HAAR clothes must always be constructed expertly and use excellent quality materials. We believe it is also our responsibility to be as sustainable and transparent as possible. We work with local makers and artisans; not because there are not excellent manufacturers and craftspeople elsewhere, but because by working with people in a closer proximity we can have better communication and be involved in the manufacturing process throughout. It’s important to us that the people we work with are paid a fair wage and are covered by regulations which the workers in some countries are not. We also want to champion UK manufacturing, an industry that has struggled to compete with cheap labour in the Far East.

Why did you name your brand HAAR and for what does it stands for?

HAAR is a local word for the thick sea-fog which can be found in the North-east of Scotland (where we are based and Jessica was born). The word has deeper meanings to us but aside from those, as a word, it has a symmetry and looks visually pleasing. It’s impactful and stands on its own. 

The first heartbeat. If I am right the first garments you presented on your Instagram were an overshirt and a Grandad collar pop-over shirt. How long was the way from planning to the realisation? 
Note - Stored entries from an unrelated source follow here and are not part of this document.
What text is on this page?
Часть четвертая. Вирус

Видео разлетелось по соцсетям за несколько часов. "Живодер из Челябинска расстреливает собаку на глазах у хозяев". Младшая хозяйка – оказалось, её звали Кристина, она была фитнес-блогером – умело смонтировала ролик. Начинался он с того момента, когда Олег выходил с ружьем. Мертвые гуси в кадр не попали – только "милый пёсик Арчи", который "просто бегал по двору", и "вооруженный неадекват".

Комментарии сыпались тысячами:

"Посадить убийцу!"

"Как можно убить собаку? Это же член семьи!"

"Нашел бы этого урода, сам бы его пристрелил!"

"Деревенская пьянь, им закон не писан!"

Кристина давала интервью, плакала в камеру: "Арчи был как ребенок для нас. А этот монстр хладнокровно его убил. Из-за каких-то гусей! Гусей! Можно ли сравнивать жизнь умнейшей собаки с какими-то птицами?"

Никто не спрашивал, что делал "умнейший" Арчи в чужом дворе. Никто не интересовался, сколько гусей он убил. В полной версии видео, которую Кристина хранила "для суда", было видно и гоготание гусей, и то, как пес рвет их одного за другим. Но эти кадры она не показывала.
We originally started with a standard button-down shirt, a grandad collar version and an overshirt. We had designed a far bigger collection but as mentioned before due to the circumstances we found ourselves in, everything was held back. So the answer to the question is honestly, far too long. If everything had have gone smoothly we believe our first collection would have been ready in approximately six months, in reality we found ourselves without materials, money, or a trustworthy manufacturer and this held us up a lot longer. We have never been financially backed by any investor, and everything has been organic. It’s a harder route to take for sure, but we feel we have learned so much from the experience and are now in a good place.